人手不足によって受注を断っていた事業者であれば、省力化によって受注可能件数を増やせる可能性があります。
従業員の時間外労働が多い事業者であれば、設備導入によって残業時間を減らし、労働環境の改善につなげられるでしょう。
まとめ|導入前後の変化を数値で説明する
省力化補助金の申請前には、現在の作業人数、作業時間、作業回数などを確認します。
そのうえで、設備導入後に削減できる時間や、増やせる生産量・対応件数を計算しましょう。
省力化した時間をどの業務へ振り分けるのかも整理すると、付加価値額や生産性の向上につながる計画を作りやすくなります。
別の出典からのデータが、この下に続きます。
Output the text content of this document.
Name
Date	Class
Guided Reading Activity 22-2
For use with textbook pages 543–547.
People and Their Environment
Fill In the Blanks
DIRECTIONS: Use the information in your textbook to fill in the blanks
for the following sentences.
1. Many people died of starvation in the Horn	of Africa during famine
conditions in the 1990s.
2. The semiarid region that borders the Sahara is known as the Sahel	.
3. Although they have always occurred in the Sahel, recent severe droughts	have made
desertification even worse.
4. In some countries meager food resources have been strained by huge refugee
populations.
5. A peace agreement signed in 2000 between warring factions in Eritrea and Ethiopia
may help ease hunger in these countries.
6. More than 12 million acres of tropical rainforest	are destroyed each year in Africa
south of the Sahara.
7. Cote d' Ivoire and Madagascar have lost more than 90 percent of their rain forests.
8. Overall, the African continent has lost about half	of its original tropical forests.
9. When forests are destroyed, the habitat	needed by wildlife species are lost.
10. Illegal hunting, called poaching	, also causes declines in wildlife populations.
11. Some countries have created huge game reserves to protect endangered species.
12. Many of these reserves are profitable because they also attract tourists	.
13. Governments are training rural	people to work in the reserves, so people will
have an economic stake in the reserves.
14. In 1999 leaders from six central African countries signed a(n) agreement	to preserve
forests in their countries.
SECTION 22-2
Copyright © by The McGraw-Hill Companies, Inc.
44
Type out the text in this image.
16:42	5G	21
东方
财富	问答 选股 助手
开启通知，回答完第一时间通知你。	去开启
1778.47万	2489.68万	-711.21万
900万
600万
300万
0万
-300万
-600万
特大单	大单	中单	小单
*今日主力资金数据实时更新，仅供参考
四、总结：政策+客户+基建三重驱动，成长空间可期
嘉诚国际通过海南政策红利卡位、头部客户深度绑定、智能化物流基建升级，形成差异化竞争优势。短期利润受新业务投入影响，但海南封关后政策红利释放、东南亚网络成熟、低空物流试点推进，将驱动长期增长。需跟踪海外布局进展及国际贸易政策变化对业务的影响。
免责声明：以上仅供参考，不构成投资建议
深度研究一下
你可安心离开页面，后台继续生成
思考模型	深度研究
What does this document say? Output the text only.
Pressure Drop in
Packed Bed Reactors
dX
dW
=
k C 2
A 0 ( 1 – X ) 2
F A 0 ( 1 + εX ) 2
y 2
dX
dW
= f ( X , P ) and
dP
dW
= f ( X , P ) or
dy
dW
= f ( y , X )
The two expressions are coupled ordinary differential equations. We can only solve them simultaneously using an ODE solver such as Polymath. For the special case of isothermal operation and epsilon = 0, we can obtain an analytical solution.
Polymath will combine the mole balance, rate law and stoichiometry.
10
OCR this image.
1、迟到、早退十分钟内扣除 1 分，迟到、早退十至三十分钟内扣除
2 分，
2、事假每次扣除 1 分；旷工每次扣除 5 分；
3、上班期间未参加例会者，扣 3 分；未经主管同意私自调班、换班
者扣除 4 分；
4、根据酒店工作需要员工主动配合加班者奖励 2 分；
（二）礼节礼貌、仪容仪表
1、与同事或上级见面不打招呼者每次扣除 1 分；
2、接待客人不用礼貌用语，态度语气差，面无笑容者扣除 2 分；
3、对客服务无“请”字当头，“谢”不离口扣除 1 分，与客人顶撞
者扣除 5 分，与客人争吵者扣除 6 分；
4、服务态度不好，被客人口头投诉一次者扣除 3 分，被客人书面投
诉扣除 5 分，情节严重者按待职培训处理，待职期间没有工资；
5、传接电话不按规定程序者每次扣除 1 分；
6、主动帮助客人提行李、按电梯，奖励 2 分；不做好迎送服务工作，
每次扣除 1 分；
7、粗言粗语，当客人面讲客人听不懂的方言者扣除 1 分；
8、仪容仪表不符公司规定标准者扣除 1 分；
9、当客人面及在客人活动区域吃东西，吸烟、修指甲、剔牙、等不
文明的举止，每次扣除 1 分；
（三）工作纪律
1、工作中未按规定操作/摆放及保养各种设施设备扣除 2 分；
省力化補助金は人手不足と導入効果を整理して申請しよう
省力化補助金の正式名称は、中小企業省力化投資補助金です。
人手不足に悩む中小企業や小規模事業者などが、省力化につながる設備を導入し、付加価値額や生産性を高める取り組みを支援します。
省力化補助金を検討するときは、次の点を確認しましょう。
- 自社が中小企業などの対象要件を満たしているか
- 人手不足の状態を具体的に説明できるか
- 導入設備によって省力化できる作業は何か
- 導入前後の作業時間を数値で比較できるか
- 省力化した時間をどの業務へ活用するか
- 付加価値額や生産性の向上につながるか
- 賃上げ要件を無理なく達成できるか
- 補助金を差し引いた自己負担額を用意できるか
カタログ注文型の補助率は2分の1以下で、補助上限額は従業員数によって異なります。
2026年3月19日以降は、従業員数5人以下が200万円、6~20人が500万円、21人以上が1,000万円です。賃上げ要件を満たす場合は、それぞれ300万円、750万円、1,500万円へ引き上げられます。
ただし、補助上限額がそのまま支給されるわけではありません。
補助対象経費に補助率をかけた金額と、従業員数に応じた補助上限額を比較して、補助金額が決まります。
また、補助金は原則として後払いです。
設備代金や消費税、補助対象外経費を含め、補助金が入金されるまでの資金を準備する必要があります。
申請前には、公募要領や製品カタログを確認し、自社の人手不足と設備導入の効果を数値で整理しましょう。
設備を導入すること自体を目的にせず、省力化によって生まれた時間を活用し、売上や生産性、従業員の労働環境を改善する計画を立てることが大切です。